Maryland's Emergent BioSolutions ($EBS) won FDA approval for an injected treatment for anthrax infection, expanding the company's stable of biodefense products.
The treatment, to be sold as Anthrasil, is made from the plasma of people already vaccinated against anthrax, containing antibodies that neutralize the bacteria. Emergent picked up Anthrasil in its $222 million acquisition of Cangene in 2013, inheriting a $160 million contract with the federal Biomedical Advanced Research and Development Authority (BARDA). With the approval, BARDA is handing over a $7 million milestone payment, Emergent said.

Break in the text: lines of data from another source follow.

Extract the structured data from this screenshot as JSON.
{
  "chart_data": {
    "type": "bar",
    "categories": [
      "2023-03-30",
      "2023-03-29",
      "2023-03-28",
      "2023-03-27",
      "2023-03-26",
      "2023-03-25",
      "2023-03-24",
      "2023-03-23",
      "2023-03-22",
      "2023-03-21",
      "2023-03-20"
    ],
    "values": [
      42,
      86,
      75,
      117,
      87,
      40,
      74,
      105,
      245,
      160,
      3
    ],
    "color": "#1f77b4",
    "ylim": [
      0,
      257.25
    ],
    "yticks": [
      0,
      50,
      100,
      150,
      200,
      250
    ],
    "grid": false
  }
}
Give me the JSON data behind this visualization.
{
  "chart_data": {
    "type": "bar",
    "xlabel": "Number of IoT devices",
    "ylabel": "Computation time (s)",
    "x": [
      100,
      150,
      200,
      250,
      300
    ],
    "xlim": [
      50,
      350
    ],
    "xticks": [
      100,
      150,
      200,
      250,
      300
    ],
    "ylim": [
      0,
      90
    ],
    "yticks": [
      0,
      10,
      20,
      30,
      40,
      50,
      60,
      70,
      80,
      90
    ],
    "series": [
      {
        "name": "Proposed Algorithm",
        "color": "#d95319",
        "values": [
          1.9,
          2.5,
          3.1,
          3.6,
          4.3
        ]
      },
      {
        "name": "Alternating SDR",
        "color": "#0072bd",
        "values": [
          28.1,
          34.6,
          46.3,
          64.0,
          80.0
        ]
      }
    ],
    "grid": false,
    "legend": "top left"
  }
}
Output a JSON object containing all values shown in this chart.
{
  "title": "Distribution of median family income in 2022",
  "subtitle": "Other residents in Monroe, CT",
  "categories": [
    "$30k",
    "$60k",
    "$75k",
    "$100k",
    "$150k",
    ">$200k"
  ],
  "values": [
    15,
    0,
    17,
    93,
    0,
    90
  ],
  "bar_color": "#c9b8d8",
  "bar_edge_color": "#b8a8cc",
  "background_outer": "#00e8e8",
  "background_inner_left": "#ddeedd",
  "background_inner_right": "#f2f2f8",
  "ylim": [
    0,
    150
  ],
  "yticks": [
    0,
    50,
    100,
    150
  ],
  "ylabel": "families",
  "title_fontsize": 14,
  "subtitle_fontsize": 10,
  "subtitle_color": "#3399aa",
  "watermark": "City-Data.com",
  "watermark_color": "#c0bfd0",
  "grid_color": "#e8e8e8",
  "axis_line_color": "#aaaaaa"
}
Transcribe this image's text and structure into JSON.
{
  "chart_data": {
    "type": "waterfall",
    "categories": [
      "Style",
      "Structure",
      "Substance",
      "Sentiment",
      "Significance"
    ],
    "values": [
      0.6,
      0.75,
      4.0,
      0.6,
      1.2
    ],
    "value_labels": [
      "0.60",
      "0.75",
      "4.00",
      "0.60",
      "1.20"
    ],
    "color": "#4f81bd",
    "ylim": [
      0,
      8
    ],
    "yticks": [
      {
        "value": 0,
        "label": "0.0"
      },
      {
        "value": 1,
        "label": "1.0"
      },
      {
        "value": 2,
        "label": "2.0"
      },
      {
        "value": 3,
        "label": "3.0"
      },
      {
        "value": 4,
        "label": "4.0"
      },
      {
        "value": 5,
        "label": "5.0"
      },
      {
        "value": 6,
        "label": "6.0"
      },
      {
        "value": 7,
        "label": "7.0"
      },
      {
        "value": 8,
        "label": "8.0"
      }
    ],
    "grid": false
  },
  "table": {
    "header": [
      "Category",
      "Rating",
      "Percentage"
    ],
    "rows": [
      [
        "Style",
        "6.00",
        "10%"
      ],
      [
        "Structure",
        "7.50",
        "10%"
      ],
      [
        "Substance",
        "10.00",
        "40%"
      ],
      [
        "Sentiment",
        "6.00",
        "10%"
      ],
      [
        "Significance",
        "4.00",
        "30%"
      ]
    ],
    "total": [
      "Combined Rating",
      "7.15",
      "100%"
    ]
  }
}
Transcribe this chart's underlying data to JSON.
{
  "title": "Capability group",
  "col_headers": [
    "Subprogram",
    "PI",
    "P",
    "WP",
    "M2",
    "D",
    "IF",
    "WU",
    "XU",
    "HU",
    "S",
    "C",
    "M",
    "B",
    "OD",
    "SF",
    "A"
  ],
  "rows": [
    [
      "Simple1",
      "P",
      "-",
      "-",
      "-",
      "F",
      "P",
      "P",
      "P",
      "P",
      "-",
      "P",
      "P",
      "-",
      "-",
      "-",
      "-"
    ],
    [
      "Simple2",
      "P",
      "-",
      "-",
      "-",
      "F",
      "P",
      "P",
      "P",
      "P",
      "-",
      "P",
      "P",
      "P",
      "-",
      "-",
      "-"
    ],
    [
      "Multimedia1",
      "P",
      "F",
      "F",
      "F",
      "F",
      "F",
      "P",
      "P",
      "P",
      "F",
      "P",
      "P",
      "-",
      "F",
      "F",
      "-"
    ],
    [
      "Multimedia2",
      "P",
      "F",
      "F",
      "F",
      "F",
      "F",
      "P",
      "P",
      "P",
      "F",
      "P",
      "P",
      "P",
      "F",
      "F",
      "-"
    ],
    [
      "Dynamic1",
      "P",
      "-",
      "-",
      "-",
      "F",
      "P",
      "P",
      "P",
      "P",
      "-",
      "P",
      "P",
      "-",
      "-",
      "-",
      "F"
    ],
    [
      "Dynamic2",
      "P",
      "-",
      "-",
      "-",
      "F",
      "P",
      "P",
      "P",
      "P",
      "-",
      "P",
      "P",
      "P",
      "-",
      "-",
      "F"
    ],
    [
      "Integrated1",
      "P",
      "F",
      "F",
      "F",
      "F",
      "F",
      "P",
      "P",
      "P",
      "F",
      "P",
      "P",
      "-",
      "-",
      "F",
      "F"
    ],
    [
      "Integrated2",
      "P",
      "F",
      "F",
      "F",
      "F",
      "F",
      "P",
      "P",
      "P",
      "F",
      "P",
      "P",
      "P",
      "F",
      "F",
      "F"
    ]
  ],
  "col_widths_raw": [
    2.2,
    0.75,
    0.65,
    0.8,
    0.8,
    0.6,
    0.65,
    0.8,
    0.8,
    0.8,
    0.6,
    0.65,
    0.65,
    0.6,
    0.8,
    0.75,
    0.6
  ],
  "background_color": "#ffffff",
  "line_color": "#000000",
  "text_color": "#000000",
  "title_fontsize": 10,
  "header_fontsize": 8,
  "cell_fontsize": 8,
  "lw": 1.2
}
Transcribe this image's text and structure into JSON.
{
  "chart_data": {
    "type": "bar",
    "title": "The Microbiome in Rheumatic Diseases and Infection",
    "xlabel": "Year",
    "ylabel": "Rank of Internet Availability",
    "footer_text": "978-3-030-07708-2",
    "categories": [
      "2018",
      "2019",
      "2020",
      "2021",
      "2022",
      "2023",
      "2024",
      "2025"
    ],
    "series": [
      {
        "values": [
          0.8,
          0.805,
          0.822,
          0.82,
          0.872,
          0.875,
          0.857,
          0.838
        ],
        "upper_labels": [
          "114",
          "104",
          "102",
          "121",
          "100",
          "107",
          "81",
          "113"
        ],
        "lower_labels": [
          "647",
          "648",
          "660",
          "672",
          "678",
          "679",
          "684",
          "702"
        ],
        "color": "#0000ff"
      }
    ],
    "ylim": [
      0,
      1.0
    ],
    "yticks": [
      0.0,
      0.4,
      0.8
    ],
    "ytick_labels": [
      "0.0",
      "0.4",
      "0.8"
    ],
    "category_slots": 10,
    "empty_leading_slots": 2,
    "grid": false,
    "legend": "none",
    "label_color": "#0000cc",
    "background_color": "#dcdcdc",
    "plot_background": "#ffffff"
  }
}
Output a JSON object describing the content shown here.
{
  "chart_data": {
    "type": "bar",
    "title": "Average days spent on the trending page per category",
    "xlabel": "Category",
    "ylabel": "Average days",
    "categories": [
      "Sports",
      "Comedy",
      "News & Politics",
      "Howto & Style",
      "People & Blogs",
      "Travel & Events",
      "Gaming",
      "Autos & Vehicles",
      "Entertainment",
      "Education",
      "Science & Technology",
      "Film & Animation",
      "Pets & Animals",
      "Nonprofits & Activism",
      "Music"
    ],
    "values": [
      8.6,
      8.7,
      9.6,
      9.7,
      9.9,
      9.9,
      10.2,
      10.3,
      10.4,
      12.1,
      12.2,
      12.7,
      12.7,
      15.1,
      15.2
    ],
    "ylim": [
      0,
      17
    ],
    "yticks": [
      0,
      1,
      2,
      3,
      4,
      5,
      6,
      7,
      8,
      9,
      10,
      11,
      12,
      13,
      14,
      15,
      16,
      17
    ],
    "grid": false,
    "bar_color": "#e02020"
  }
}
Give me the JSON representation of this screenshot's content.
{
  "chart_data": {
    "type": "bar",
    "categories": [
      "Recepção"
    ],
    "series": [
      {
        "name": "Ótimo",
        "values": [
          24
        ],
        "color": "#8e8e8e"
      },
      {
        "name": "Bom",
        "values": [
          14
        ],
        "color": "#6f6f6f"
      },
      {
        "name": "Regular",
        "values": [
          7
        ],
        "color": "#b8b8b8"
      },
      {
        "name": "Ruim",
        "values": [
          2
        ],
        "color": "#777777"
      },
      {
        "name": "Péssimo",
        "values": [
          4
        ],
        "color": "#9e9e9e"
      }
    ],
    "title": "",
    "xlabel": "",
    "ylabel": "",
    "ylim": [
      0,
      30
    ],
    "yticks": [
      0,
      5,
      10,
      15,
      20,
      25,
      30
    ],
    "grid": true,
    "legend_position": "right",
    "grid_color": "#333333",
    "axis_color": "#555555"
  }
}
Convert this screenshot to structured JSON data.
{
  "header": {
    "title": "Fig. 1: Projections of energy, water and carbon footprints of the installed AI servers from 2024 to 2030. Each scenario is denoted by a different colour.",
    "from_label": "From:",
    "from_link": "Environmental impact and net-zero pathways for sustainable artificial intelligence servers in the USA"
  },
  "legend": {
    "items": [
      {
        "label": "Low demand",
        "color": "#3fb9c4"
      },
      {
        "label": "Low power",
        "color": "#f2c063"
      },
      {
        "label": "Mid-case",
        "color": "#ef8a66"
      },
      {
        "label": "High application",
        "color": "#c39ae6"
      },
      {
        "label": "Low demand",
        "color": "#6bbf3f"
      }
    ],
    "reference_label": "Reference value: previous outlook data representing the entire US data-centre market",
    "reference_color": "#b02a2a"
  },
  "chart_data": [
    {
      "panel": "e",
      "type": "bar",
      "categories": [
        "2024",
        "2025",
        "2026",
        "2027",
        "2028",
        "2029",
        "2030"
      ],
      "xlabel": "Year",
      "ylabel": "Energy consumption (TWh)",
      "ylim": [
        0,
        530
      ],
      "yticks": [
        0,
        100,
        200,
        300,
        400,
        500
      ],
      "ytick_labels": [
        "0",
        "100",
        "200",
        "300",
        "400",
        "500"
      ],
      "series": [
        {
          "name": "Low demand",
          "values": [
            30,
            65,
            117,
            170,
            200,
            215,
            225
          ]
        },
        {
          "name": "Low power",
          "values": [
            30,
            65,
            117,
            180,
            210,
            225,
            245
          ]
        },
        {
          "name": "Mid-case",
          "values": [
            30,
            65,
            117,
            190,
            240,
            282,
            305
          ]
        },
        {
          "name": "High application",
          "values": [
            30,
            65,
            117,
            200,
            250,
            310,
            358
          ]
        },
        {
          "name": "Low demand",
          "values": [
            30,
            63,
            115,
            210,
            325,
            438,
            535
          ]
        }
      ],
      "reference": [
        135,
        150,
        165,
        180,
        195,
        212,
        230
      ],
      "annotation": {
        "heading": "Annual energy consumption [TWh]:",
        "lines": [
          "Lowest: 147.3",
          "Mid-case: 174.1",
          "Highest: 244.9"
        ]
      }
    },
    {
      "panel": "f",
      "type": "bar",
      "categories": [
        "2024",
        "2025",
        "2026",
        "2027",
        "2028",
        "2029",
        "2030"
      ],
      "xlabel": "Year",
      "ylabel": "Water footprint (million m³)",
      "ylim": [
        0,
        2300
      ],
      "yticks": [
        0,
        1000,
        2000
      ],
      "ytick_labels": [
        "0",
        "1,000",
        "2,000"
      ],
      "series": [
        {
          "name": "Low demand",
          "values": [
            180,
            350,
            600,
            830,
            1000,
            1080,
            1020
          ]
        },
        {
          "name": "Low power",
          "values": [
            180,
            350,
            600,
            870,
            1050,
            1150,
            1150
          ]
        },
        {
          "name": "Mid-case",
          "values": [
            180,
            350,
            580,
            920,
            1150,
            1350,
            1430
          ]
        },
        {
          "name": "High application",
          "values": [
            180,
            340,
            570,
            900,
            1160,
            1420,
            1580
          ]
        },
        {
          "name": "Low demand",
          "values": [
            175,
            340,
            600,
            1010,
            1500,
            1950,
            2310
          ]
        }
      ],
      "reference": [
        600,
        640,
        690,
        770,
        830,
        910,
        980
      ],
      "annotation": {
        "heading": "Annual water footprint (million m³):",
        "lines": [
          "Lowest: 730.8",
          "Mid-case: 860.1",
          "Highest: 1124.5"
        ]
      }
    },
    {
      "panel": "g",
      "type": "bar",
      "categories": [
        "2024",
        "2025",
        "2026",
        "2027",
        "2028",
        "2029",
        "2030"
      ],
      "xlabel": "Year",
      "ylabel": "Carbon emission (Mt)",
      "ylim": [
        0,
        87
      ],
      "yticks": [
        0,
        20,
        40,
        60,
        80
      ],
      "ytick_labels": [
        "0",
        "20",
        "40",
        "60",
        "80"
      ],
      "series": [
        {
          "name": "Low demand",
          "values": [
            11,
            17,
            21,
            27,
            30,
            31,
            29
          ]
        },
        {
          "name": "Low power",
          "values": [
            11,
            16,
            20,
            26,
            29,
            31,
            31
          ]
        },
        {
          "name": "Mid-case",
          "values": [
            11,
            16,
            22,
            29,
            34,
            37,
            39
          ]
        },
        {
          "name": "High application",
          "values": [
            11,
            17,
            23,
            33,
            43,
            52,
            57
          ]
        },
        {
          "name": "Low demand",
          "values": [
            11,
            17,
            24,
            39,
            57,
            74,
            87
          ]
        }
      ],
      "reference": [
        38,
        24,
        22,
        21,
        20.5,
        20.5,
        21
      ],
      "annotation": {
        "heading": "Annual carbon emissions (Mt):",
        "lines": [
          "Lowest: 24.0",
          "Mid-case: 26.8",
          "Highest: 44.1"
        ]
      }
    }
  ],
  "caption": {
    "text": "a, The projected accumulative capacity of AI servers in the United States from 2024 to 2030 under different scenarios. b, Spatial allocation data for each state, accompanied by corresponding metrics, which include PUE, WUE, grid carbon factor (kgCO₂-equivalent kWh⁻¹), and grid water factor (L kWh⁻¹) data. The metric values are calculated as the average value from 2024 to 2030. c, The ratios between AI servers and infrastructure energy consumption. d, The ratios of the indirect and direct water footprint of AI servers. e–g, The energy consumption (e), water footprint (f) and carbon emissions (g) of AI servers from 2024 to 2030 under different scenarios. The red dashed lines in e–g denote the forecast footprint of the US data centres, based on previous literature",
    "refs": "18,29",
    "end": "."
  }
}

Anthrasil is approved as a treatment for inhalational anthrax, a rare occurrence that usually results from exposure to contaminated plants and animals, according to the FDA. The approval is based largely on nonclinical data because, for ethical reasons, Emergent never tested Anthrasil for efficacy on humans. The plasma treatment did prove itself well tolerated in a safety study on healthy human volunteers, the agency notes.
The latest approval, coupled with BARDA's plans to stockpile Anthrasil, gives Emergent more cash to fund its pipeline of non-biodefense treatments. The company is at work on a Phase III factor-replacement therapy for hemophilia B, a Phase II antibody for leukemia and, under a $183 million collaboration with MorphoSys, an early-stage prostate cancer treatment.